El progresivo deshielo del Ártico muestra las dos caras de una misma moneda: de un lado, el calentamiento global producido por la acción humana, principalmente; y, de otro, la inoperancia mostrada por la sociedad internacional para frenar, ralentizar o reducir los efectos del cambio climático.
Es de temer que cuando se tome plena conciencia de este desafío global y se adopten medidas igualmente globales e integrales para contrarrestarlo, pueda ser demasiado tarde para contener el efecto dominó que implica. Asistimos, por tanto, a un “auténtico ecocidio”, en palabras de Vicenç Fisas, quien no duda en señalar que estamos ante una carrera contrarreloj, en la que no queda más tiempo que una década o poco más.
A semejanza de la Antártida y, en menor grado, el Himalaya, el Ártico funciona a modo de refrigerador de la temperatura del planeta. Sin embargo, la continua reducción de la superficie del hielo ártico (en un 40% desde finales de los años setenta) y su previsible extinción en unas tres décadas implicará, a su vez, una inexorable aceleración del calentamiento global. De manera que el deshielo del Ártico es a un mismo tiempo consecuencia y causa del cambio climático.
En este sentido, como apunta el autor, el Ártico es un indicador del cambio climático, una “alerta temprana” y “vital”. Su preservación debería ser, por tanto, un “imperativo moral y ecológico”. De ahí que reivindique un estatus similar a la Antártida que, pese a no estar enteramente libre de amenazas, sea declarado como patrimonio de la humanidad. Esto es, una zona desmilitarizada y de paz, santuario de la naturaleza, preservada “de cualquier tipo de explotación, sea minera, pesquera o comercial, que acelere su destrucción como territorio regulador del clima del planeta”.
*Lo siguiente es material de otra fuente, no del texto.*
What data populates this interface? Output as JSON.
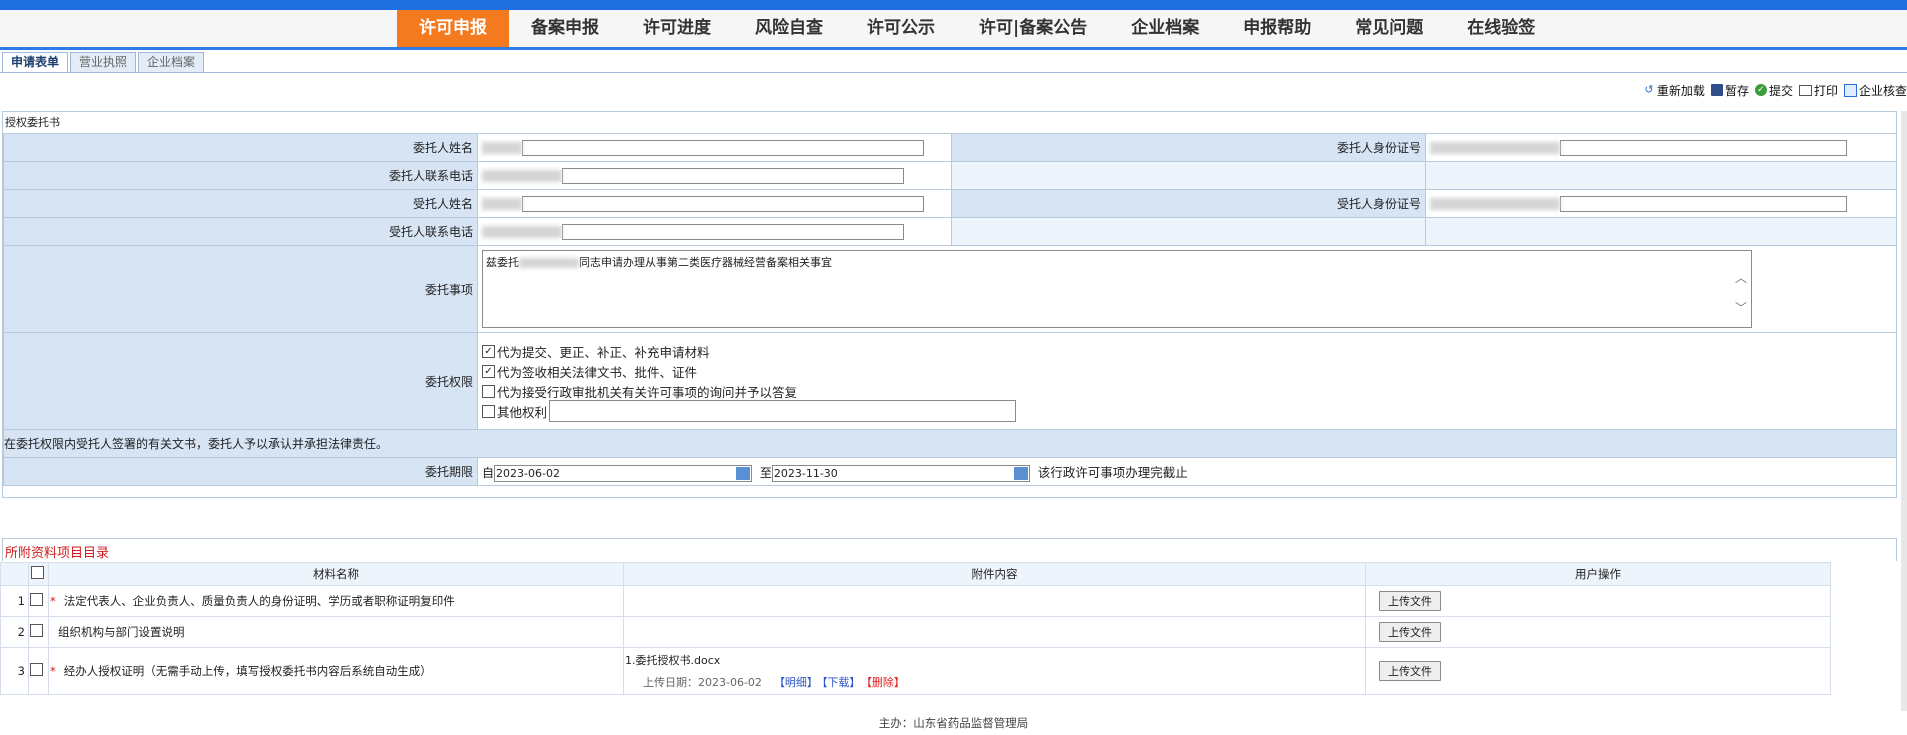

Por el contrario, señala Fisas, el impacto que se cobrará su continuada erosión es doble, tanto en el ámbito medioambiental como en el de la seguridad humana. Entre el elenco de efectos que se cobraría en el primer caso, cabe destacar el aumento de la radiación solar, el calentamiento del planeta y de los océanos, con una reducción del oxígeno oceánico y aumento de la acidez de los océanos; unido a la liberación de gas metano por la desaparición del permafrost (hielos permanentes en la superficie terrestre), de mercurio que podrá pasar a la “cadena alimenticia”, e incluso de bacterias que estaban “hibernando”.
A su vez, el incremento del nivel de mar (en un metro a finales de siglo) comportará la inundación de zonas costeras habitadas, la desaparición de playas en “zonas turísticas”, de cultivos en zonas bajas; además de pequeñas islas y países del Pacífico. También llevará aparejado fenómenos naturales extremos como “cambios bruscos de temperatura ambiental, huracanes, heladas y sequías”. En suma, los riesgos para la biodiversidad marina, pesquerías, ecosistemas, salud, alimentación, agua y seguridad humana son evidentes.
Unido a su impacto sobre la naturaleza, el cambio climático también se cobrará sus dividendos en la seguridad humana. De hecho, muchas poblaciones ya están sufriendo sus efectos, como recoge el autor: “Más de 30 millones de personas se vieron obligadas a desplazarse durante el 2012 a consecuencia de desastres naturales y esta tendencia podría intensificarse en la medida que los efectos del cambio climático se profundicen”.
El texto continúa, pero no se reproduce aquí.